しかし、トレーニングの中で、カーボンシューズからの反発力を最大限に受けられる正しいフォーム(つまり、上への反発力を前方への推進力に変えるフォーム)を身につけられれば、サブ3達成に向けた最高の武器になることでしょう。
アシックスであれば「META SPEED SKY」「MAGIC SPEED 2」
弊社(アミノサウルス)と提携しているアシックスのシューズであれば、下記の2つがおすすめです。参考にしてください。
META SPEED SKYシリーズ(画像はMETA SPEED SKY+)
MAGIC SPEEDシリーズ(画像はMAGIC SPEED 2)
まとめ
今回は、まずは「敵を知る」ということで、サブ3挑戦にあたっての基礎知識として、下記に関連した内容をお伝えしてきました。
- サブ3とは
- サブ3の難易度と価値
- サブ3のためのトレーニング
- サブ3のためのシューズ選びのポイント
冒頭の内容と重複しますが、最後に改めてお伝えしておきたいことがあります。
サブ3の壁は高いです。それは事実です。
しかし、50代からマラソンを始めてサブ3を達成した人もいることはお伝えした通りです。
サブ3に挑戦しようという「少しの勇気」と、決めたからには言い訳せずにやり遂げるという「強い意志と覚悟」を持ち、「適切な努力」を積むことができれば、必ずサブ3は達成できます。

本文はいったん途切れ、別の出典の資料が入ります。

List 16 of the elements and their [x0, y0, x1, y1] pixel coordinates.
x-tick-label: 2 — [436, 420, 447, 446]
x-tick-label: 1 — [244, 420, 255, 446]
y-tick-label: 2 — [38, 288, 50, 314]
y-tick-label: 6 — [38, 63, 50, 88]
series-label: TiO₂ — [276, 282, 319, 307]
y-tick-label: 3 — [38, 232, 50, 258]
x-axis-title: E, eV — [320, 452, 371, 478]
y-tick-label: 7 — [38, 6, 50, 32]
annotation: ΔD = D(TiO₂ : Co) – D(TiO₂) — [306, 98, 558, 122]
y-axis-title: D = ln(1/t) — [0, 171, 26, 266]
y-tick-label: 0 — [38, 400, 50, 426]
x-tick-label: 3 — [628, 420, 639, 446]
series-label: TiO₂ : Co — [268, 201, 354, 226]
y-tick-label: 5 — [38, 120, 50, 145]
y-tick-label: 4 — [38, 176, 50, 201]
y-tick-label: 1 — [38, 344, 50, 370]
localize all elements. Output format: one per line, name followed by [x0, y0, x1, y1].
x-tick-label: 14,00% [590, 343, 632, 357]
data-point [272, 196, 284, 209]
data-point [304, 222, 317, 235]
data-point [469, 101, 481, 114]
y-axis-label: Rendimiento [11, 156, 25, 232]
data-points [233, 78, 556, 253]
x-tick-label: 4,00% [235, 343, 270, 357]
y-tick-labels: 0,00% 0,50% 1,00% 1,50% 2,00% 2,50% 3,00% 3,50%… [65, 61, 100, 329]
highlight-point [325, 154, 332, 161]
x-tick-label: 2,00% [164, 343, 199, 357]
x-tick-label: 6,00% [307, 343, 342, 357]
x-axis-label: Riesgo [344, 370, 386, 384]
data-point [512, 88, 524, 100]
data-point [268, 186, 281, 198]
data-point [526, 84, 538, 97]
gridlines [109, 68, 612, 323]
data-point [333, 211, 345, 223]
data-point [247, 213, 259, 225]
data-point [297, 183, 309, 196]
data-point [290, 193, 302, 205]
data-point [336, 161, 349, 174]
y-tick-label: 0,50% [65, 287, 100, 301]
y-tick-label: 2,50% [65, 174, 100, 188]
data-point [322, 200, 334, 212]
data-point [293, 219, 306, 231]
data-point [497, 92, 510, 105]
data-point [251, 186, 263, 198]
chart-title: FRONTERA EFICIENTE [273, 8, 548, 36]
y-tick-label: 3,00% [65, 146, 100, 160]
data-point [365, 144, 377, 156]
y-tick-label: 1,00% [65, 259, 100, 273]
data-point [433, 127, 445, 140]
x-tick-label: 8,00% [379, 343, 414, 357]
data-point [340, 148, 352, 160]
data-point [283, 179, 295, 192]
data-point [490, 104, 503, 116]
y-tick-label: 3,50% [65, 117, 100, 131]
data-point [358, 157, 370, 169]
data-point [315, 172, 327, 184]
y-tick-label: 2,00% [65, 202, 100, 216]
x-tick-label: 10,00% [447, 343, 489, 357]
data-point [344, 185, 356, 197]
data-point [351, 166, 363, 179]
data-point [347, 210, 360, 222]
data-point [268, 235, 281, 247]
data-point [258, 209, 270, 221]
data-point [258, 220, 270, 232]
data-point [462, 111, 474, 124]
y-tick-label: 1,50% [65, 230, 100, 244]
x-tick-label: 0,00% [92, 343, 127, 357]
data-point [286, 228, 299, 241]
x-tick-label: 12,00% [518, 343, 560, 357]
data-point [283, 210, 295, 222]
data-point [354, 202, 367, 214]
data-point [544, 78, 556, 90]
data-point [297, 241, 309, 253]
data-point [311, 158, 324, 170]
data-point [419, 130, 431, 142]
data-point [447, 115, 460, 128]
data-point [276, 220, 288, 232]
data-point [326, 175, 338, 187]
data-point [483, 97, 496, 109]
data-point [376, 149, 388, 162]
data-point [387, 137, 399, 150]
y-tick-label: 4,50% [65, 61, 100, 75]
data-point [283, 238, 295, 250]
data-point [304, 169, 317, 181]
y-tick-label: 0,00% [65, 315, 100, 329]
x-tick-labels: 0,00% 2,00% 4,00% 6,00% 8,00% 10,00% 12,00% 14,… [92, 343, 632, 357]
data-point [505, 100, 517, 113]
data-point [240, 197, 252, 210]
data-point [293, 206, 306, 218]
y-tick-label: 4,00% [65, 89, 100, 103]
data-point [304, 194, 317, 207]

なので、少しでも「サブ3にチャレンジしてみようかな」と思ったら迷わず「挑戦」してほしいと思います。人生において「挑戦」ほどエキサイティング且つ自分へのリターンが多いものはないと思います。
大きな挑戦の先に「達成感」があり、「成長」があり、「生きているという充実感」があります。人間の本能を刺激してくれるものが「サブ3挑戦」には詰まっています。
サブ3に向けて取り組んだすべてのことが、あなたの人生にきっと多くのものをもたらしてくれることは間違いありません。応援しています。